Without annotations, the description carries full responsibility for behavioral transparency. It mentions that the PDF is returned as a base64 resource and that it is 'localized and legally formatted', but it does not disclose whether the tool modifies any state, requires authentication, has rate limits, or error handling. The nature of document generation is implicitly safe, but the description is minimal.

Agents need to know what a tool does to the world before calling it. Descriptions should go beyond structured annotations to explain consequences.

Conciseness5/5

Is the description appropriately sized, front-loaded, and free of redundancy?

The description is two sentences, clearly front-loading the primary output. Every sentence provides useful information: the first states what is generated, the second states the return format and pricing/registration status. No unnecessary words.

Shorter descriptions cost fewer tokens and are easier for agents to parse. Every sentence should earn its place.

Completeness2/5

Given the tool's complexity, does the description cover enough for an agent to succeed on first attempt?

Given the tool's complexity (23 parameters, nested objects, no output schema), the description is too brief. It fails to explain the return structure beyond base64, does not mention the bank object nesting, and does not link to sibling tools for previewing or listing jurisdictions.
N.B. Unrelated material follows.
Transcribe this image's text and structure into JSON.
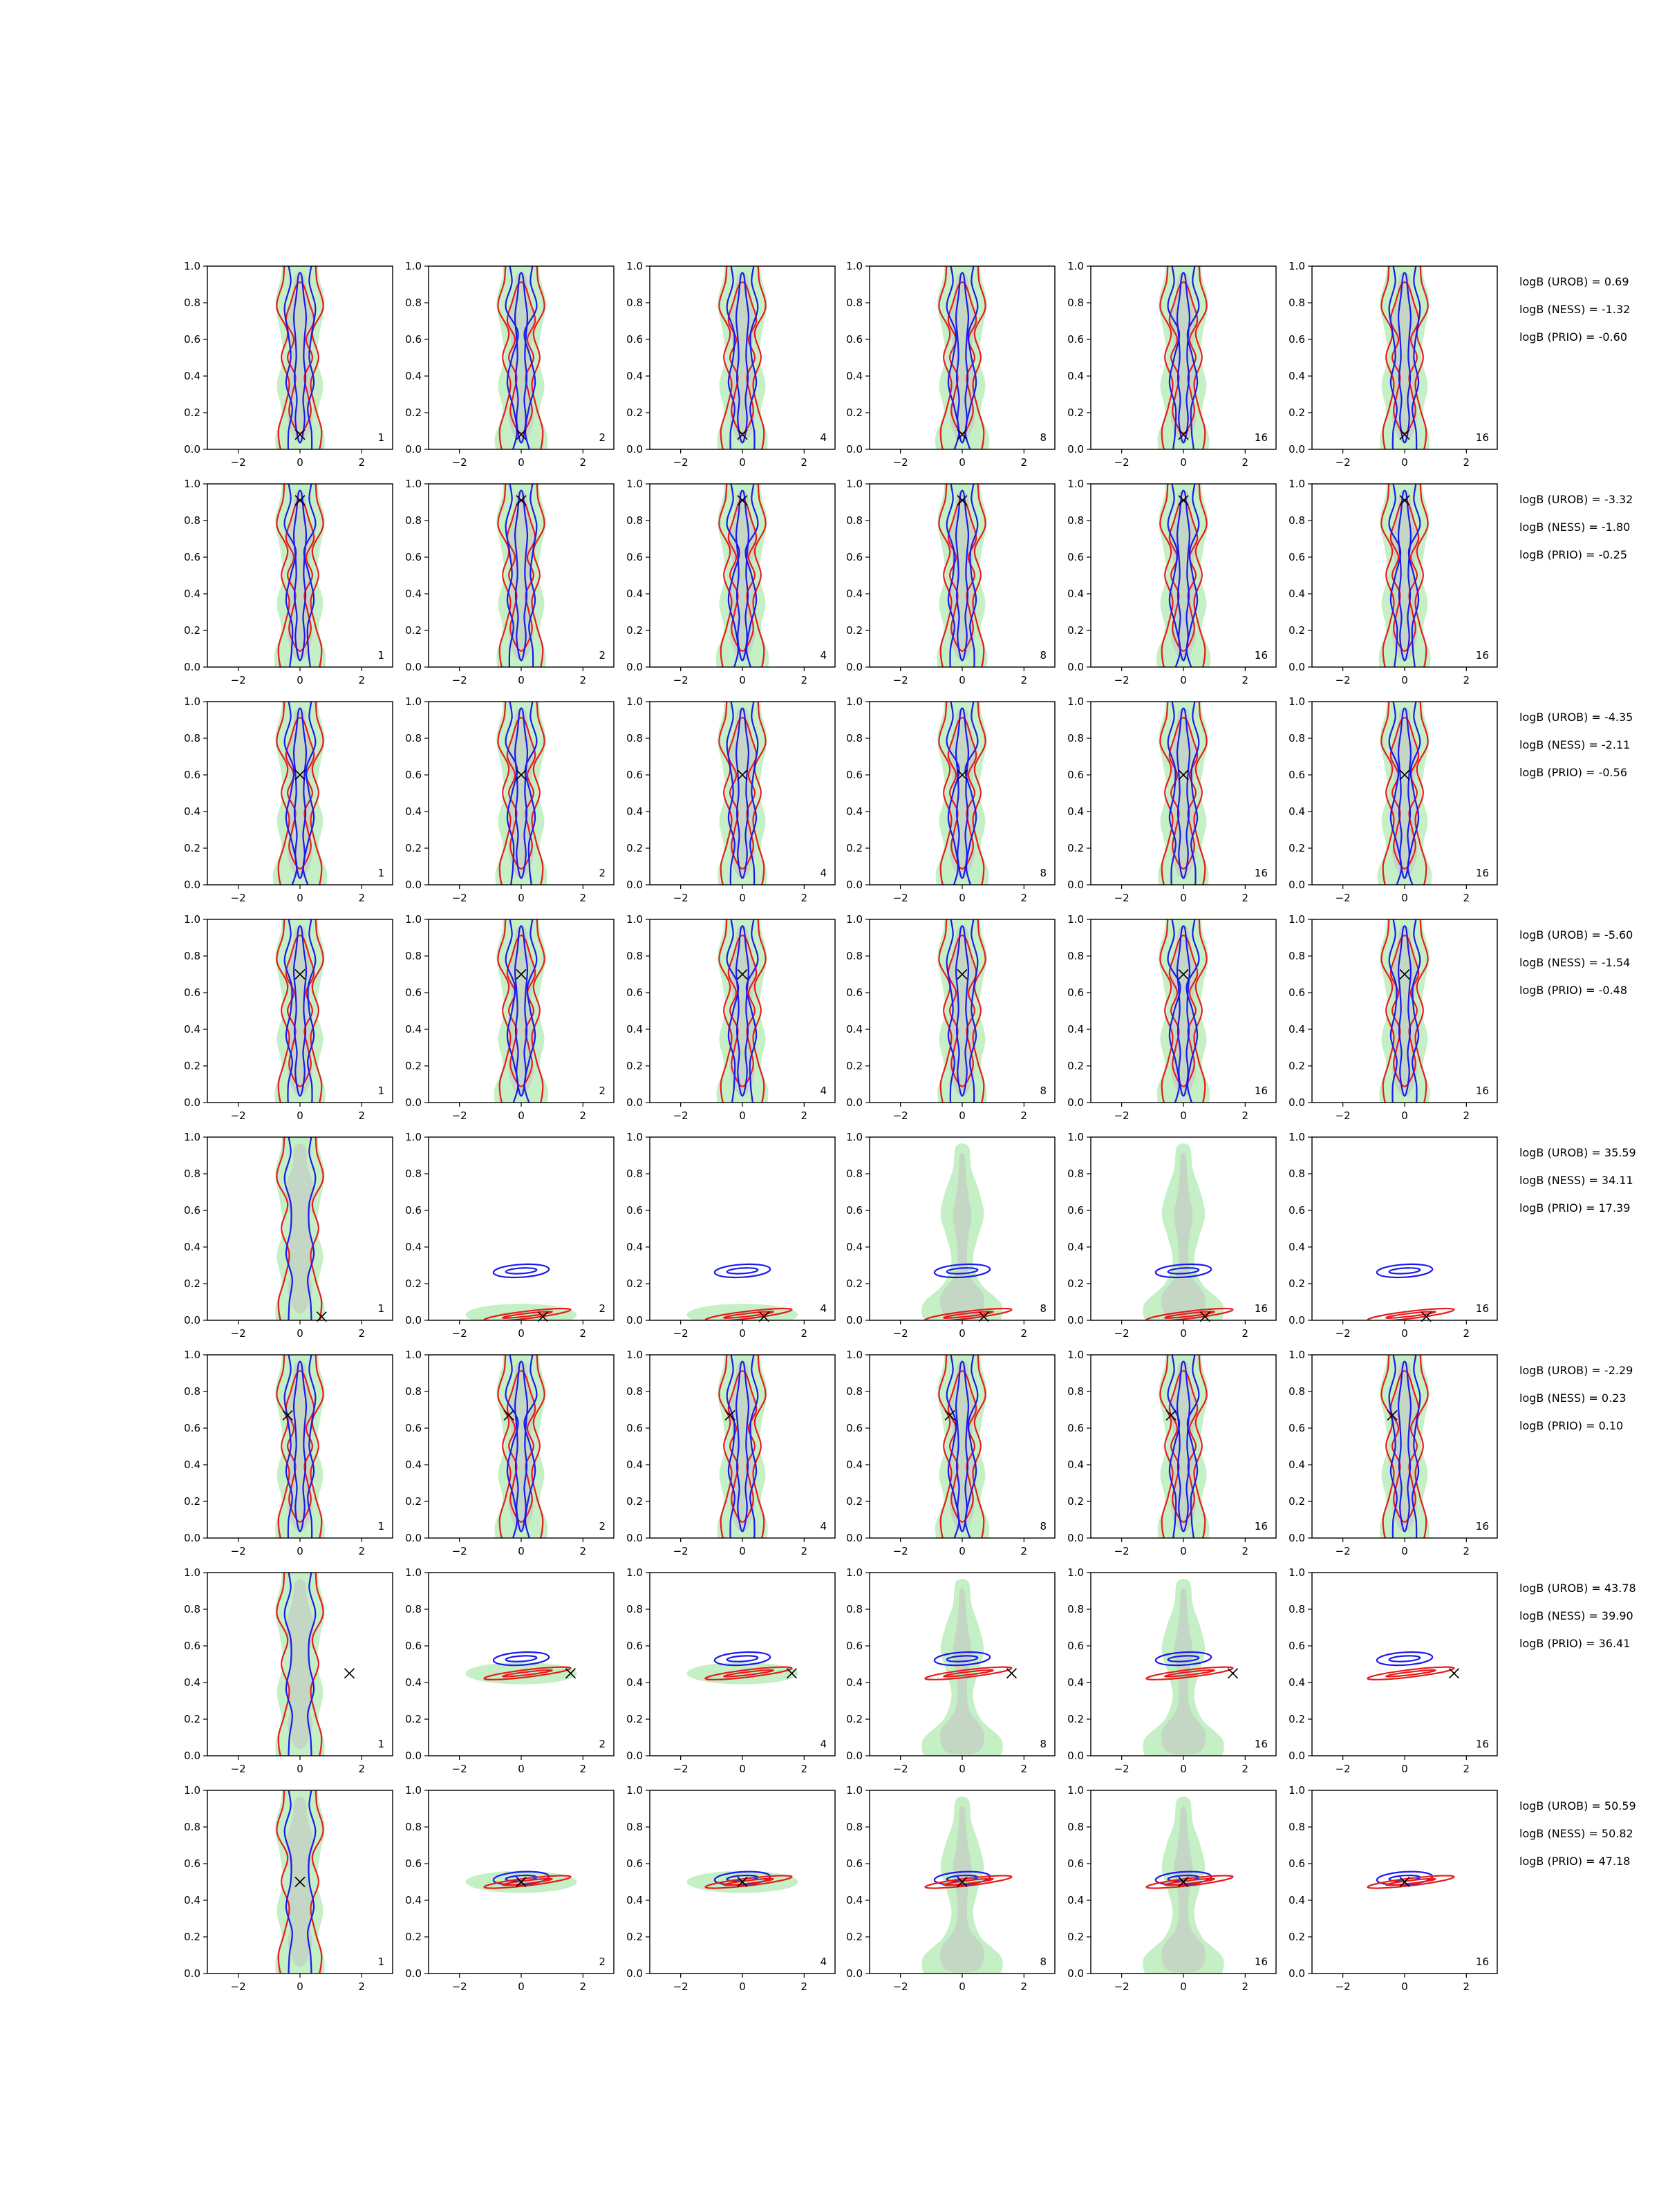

An agent would need additional context to use this tool correctly.

Complex tools with many parameters or behaviors need more documentation. Simple tools need less. This dimension scales expectations accordingly.

Parameters3/5

Does the description clarify parameter syntax, constraints, interactions, or defaults beyond what the schema provides?

All 23 parameters have descriptions in the schema (100% coverage), so the description adds only marginal value (e.g., mentioning localization). The description itself does not elaborate on parameter semantics beyond what the schema provides, so a baseline score of 3 is appropriate.
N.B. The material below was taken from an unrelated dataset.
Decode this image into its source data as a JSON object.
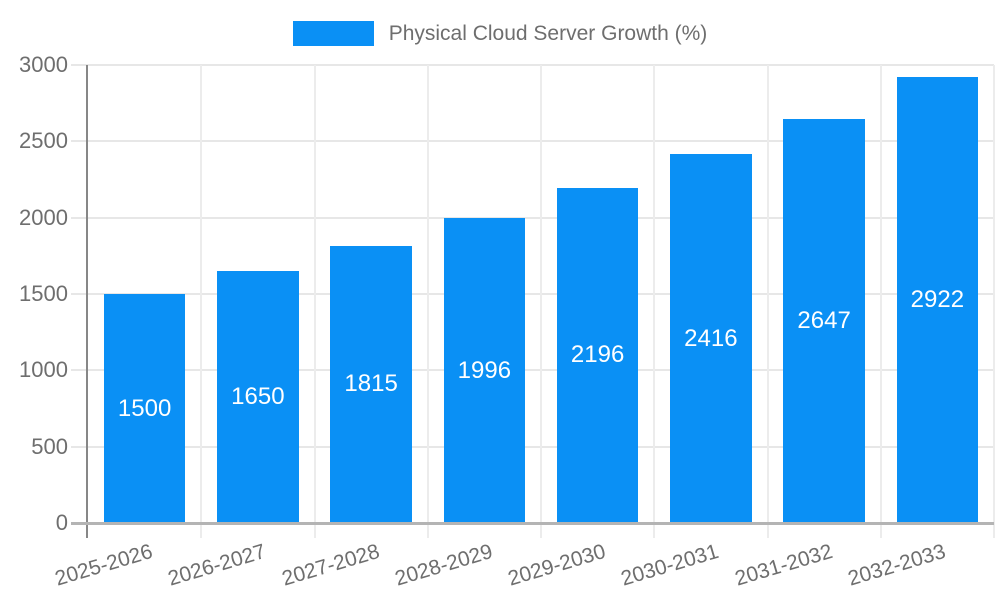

Input schemas describe structure but not intent. Descriptions should explain non-obvious parameter relationships and valid value ranges.

Purpose5/5

Does the description clearly state what the tool does and how it differs from similar tools?

The description states 'Generate the finished demand-letter PDF (formal letter + matching envelope)', which is a specific verb ('Generate') and resource ('demand-letter PDF'). It clearly distinguishes from sibling tools like preview_demand_letter by emphasizing 'finished' and 'matching envelope'.

Agents choose between tools based on descriptions. A clear purpose with a specific verb and resource helps agents select the right tool.

Usage Guidelines3/5

Does the description explain when to use this tool, when not to, or what alternatives exist?

The description does not explicitly guide when to use this tool over siblings (preview_demand_letter, list_jurisdictions). It only mentions 'Free, no registration' which is not usage guidance. There is no mention of prerequisites such as first listing jurisdictions or previewing.

Agents often have multiple tools that could apply. Explicit usage guidance like "use X instead of Y when Z" prevents misuse.